- The paper empirically assesses SE best practices tailored for ML, revealing significant correlations with improved agility, quality, and team effectiveness.
- It employs both linear regression and non-linear AutoML models to quantify how diverse practices impact key outcomes.
- Findings show that larger, experienced teams adopt more practices, yet challenges persist in testing and feature management.
Adoption and Effects of Software Engineering Best Practices in Machine Learning
Introduction and Background
The increasing integration of Machine Learning (ML) components in software development necessitates robust engineering practices to maintain high-quality standards. This paper outlines efforts to measure the adoption rate and effects of software engineering best practices specifically tailored for ML applications. Previous studies have identified various challenges unique to ML systems, such as data versioning, development scalability, and testing intricacies (2007.14130). This work aims to bridge gaps by offering empirical insights into these practices through a comprehensive survey targeted at ML practitioners.
Methodology
The research consists of a survey conducted among 313 practitioners identified through mining both academic and grey literature. A catalog of 29 best practices was established, categorized into Data, Training, Deployment, Coding, Team, and Governance. The practices range from traditional software engineering norms modified for ML contexts to entirely new practices designed specifically for ML challenges.
Survey Design
The survey designed for this study includes questions about the adoption of identified practices and their perceived effects on four key areas: agility, software quality, team effectiveness, and traceability. The process involved validation through pilot interviews and filtering based on completeness and demographic balancing.



Figure 1: Demographic information describing the survey participants. All plots show the percentage of respondents, grouped by various demographic factors.
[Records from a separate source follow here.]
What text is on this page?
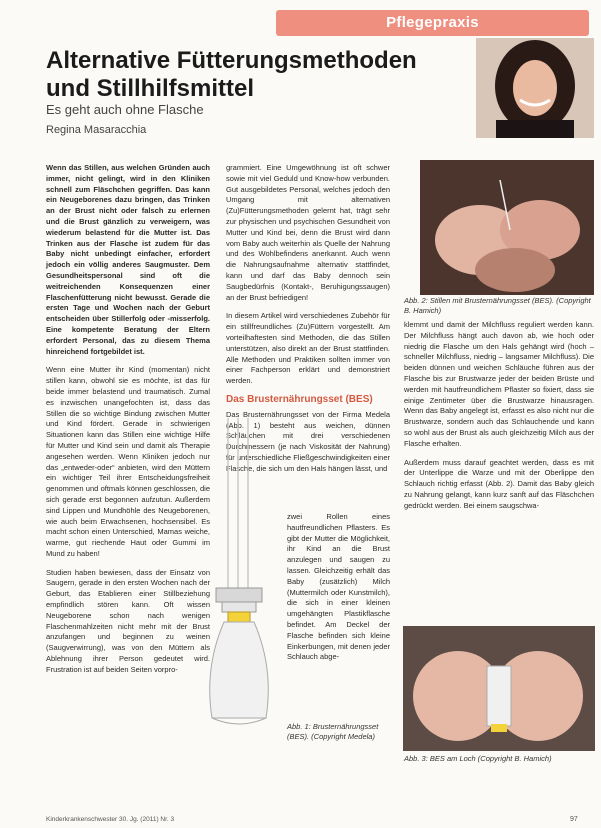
Pflegepraxis
Alternative Fütterungsmethoden
und Stillhilfsmittel
Es geht auch ohne Flasche
Regina Masaracchia

Wenn das Stillen, aus welchen Gründen auch immer, nicht gelingt, wird in den Kliniken schnell zum Fläschchen gegriffen. Das kann ein Neugeborenes dazu bringen, das Trinken an der Brust nicht oder falsch zu erlernen und die Brust gänzlich zu verweigern, was wiederum belastend für die Mutter ist. Das Trinken aus der Flasche ist zudem für das Baby nicht unbedingt einfacher, erfordert jedoch ein völlig anderes Saugmuster. Dem Gesundheitspersonal sind oft die weitreichenden Konsequenzen einer Flaschenfütterung nicht bewusst. Gerade die ersten Tage und Wochen nach der Geburt entscheiden über Stillerfolg oder -misserfolg. Eine kompetente Beratung der Eltern erfordert Personal, das zu diesem Thema hinreichend fortgebildet ist.

Wenn eine Mutter ihr Kind (momentan) nicht stillen kann, obwohl sie es möchte, ist das für beide immer belastend und traumatisch. Zumal es inzwischen unangefochten ist, dass das Stillen die so wichtige Bindung zwischen Mutter und Kind fördert. Gerade in schwierigen Situationen kann das Stillen eine wichtige Hilfe für Mutter und Kind sein und damit als Therapie angesehen werden. Wenn Kliniken jedoch nur das „entweder-oder“ anbieten, wird den Müttern ein wichtiger Teil ihrer Entscheidungsfreiheit genommen und oftmals können geschlossen, die sich gerade erst begonnen aufzutun. Außerdem sind Lippen und Mundhöhle des Neugeborenen, wie auch beim Erwachsenen, hochsensibel. Es macht schon einen Unterschied, Mamas weiche, warme, gut riechende Haut oder Gummi im Mund zu haben!

Studien haben bewiesen, dass der Einsatz von Saugern, gerade in den ersten Wochen nach der Geburt, das Etablieren einer Stillbeziehung empfindlich stören kann. Oft wissen Neugeborene schon nach wenigen Flaschenmahlzeiten nicht mehr mit der Brust anzufangen und beginnen zu weinen (Saugverwirrung), was von den Müttern als Ablehnung ihrer Person gedeutet wird. Frustration ist auf beiden Seiten vorpro-

grammiert. Eine Umgewöhnung ist oft schwer sowie mit viel Geduld und Know-how verbunden. Gut ausgebildetes Personal, welches jedoch den Umgang mit alternativen (Zu)Fütterungsmethoden gelernt hat, trägt sehr zur physischen und psychischen Gesundheit von Mutter und Kind bei, denn die Brust wird dann vom Baby auch weiterhin als Quelle der Nahrung und des Wohlbefindens anerkannt. Auch wenn die Nahrungsaufnahme alternativ stattfindet, kann und darf das Baby dennoch sein Saugbedürfnis (Kontakt-, Beruhigungssaugen) an der Brust befriedigen!

In diesem Artikel wird verschiedenes Zubehör für ein stillfreundliches (Zu)Füttern vorgestellt. Am vorteilhaftesten sind Methoden, die das Stillen unterstützen, also direkt an der Brust stattfinden. Alle Methoden und Praktiken sollten immer von einer Fachperson erklärt und demonstriert werden.

Das Brusternährungsset (BES)

Das Brusternährungsset von der Firma Medela (Abb. 1) besteht aus weichen, dünnen Schläuchen mit drei verschiedenen Durchmessern (je nach Viskosität der Nahrung) für unterschiedliche Fließgeschwindigkeiten einer Flasche, die sich um den Hals hängen lässt, und

zwei Rollen eines hautfreundlichen Pflasters. Es gibt der Mutter die Möglichkeit, ihr Kind an die Brust anzulegen und saugen zu lassen. Gleichzeitig erhält das Baby (zusätzlich) Milch (Muttermilch oder Kunstmilch), die sich in einer kleinen umgehängten Plastikflasche befindet. Am Deckel der Flasche befinden sich kleine Einkerbungen, mit denen jeder Schlauch abge-

Abb. 1: Brusternährungsset (BES). (Copyright Medela)
Abb. 2: Stillen mit Brusternährungsset (BES). (Copyright B. Hamich)

klemmt und damit der Milchfluss reguliert werden kann. Der Milchfluss hängt auch davon ab, wie hoch oder niedrig die Flasche um den Hals gehängt wird (hoch – schneller Milchfluss, niedrig – langsamer Milchfluss). Die beiden dünnen und weichen Schläuche führen aus der Flasche bis zur Brustwarze jeder der beiden Brüste und werden mit hautfreundlichem Pflaster so fixiert, dass sie einige Zentimeter über die Brustwarze hinausragen. Wenn das Baby angelegt ist, erfasst es also nicht nur die Brustwarze, sondern auch das Schlauchende und kann so wohl aus der Brust als auch gleichzeitig Milch aus der Flasche erhalten.

Außerdem muss darauf geachtet werden, dass es mit der Unterlippe die Warze und mit der Oberlippe den Schlauch richtig erfasst (Abb. 2). Damit das Baby gleich zu Nahrung gelangt, kann kurz sanft auf das Fläschchen gedrückt werden. Bei einem saugschwa-

Abb. 3: BES am Loch (Copyright B. Hamich)
Kinderkrankenschwester 30. Jg. (2011) Nr. 3	97
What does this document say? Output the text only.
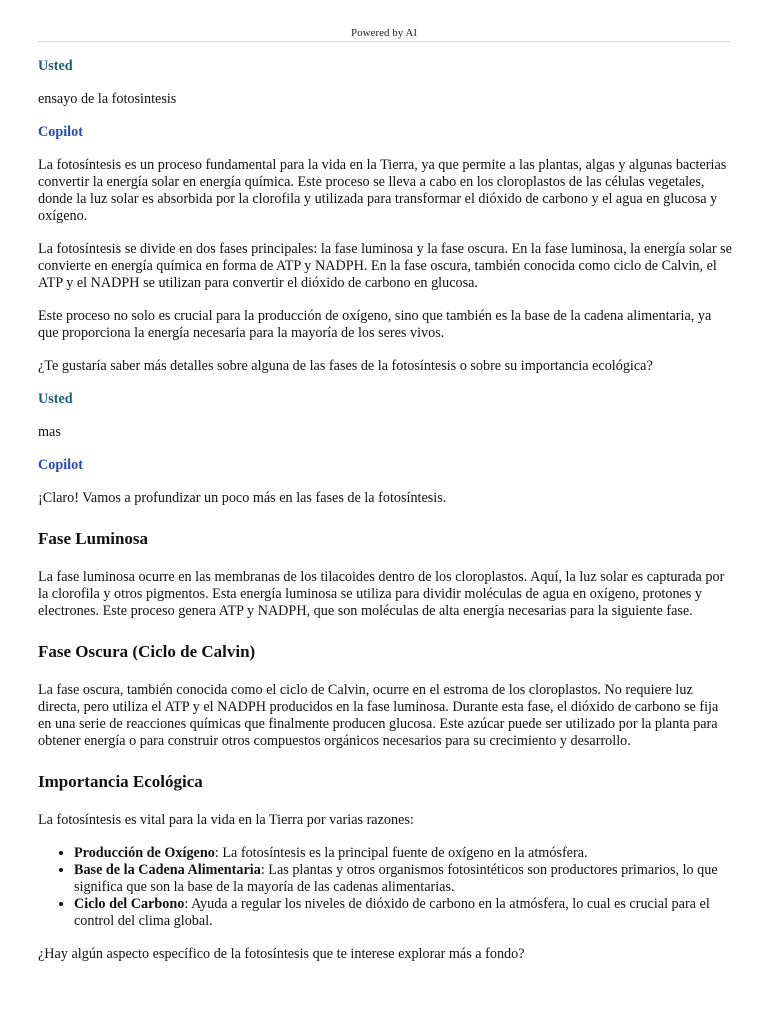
Powered by AI
Usted

ensayo de la fotosintesis

Copilot

La fotosíntesis es un proceso fundamental para la vida en la Tierra, ya que permite a las plantas, algas y algunas bacterias convertir la energía solar en energía química. Este proceso se lleva a cabo en los cloroplastos de las células vegetales, donde la luz solar es absorbida por la clorofila y utilizada para transformar el dióxido de carbono y el agua en glucosa y oxígeno.

La fotosíntesis se divide en dos fases principales: la fase luminosa y la fase oscura. En la fase luminosa, la energía solar se convierte en energía química en forma de ATP y NADPH. En la fase oscura, también conocida como ciclo de Calvin, el ATP y el NADPH se utilizan para convertir el dióxido de carbono en glucosa.

Este proceso no solo es crucial para la producción de oxígeno, sino que también es la base de la cadena alimentaria, ya que proporciona la energía necesaria para la mayoría de los seres vivos.

¿Te gustaría saber más detalles sobre alguna de las fases de la fotosíntesis o sobre su importancia ecológica?

Usted

mas

Copilot

¡Claro! Vamos a profundizar un poco más en las fases de la fotosíntesis.

Fase Luminosa

La fase luminosa ocurre en las membranas de los tilacoides dentro de los cloroplastos. Aquí, la luz solar es capturada por la clorofila y otros pigmentos. Esta energía luminosa se utiliza para dividir moléculas de agua en oxígeno, protones y electrones. Este proceso genera ATP y NADPH, que son moléculas de alta energía necesarias para la siguiente fase.

Fase Oscura (Ciclo de Calvin)

La fase oscura, también conocida como el ciclo de Calvin, ocurre en el estroma de los cloroplastos. No requiere luz directa, pero utiliza el ATP y el NADPH producidos en la fase luminosa. Durante esta fase, el dióxido de carbono se fija en una serie de reacciones químicas que finalmente producen glucosa. Este azúcar puede ser utilizado por la planta para obtener energía o para construir otros compuestos orgánicos necesarios para su crecimiento y desarrollo.

Importancia Ecológica

La fotosíntesis es vital para la vida en la Tierra por varias razones:

• Producción de Oxígeno: La fotosíntesis es la principal fuente de oxígeno en la atmósfera.
• Base de la Cadena Alimentaria: Las plantas y otros organismos fotosintéticos son productores primarios, lo que significa que son la base de la mayoría de las cadenas alimentarias.
• Ciclo del Carbono: Ayuda a regular los niveles de dióxido de carbono en la atmósfera, lo cual es crucial para el control del clima global.

¿Hay algún aspecto específico de la fotosíntesis que te interese explorar más a fondo?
Findings on Practice Adoption
Demographics
Analysis indicates a diverse representation in terms of geography, organizational types, and team sizes and experiences. Notably, regions such as Europe and North America show distinct adoption patterns, with North America achieving higher overall practice adoption rates.
Practice Adoption Ranking
Although new practices specifically designed for ML showed higher adoption rates, certain traditional practices, especially those concerning team collaboration (e.g., using collaborative development platforms), were widely embraced. Conversely, practices involving testing and explicit feature management exhibited lower adoption, highlighting persistent challenges in these areas.



Figure 2: Adoption of practices grouped by various demographic factors. All plots show the percentage of answers, grouped by the answer types illustrated in the plot legend.
Effects of Practices
Correlations Among Practices
The study identifies multiple statistically significant correlations between practices across various categories, providing insights into how certain practices support others. For instance, peer review practices show positive correlation with overall team collaboration, suggesting that adoption of specific practices enhances comprehensive process improvement.
Linear and Non-Linear Analysis
Using statistical models, the paper explores both linear and non-linear effects of practice adoption:
Discussion
The study provides empirical validation of challenges such as versioning and experiment management raised in earlier works while emphasizing the need for continued research in less-adopted practices like testing. It's observed that teams larger in size or holding more experience tend to have higher adoption rates, underscoring the importance of resources and expertise.
The use of Shapley values identifies key practices impacting effects, enabling informed decision-making for incremental improvement in ML processes.
Conclusion
The paper offers a quantitative basis for assessing and stepwise improvement of practice adoption among ML teams. It illustrates the importance of specific practices in achieving desired effects and serves as a foundation for future enhancements in ML engineering, with broader implications potentially extending into AI system development.
Future work involves expanding survey participation, refining practice validation, and extending applicability beyond strictly ML-focused systems to encompass broader AI contexts. The ongoing goal is to facilitate effective and sustainable integration of ML components within robust engineering frameworks.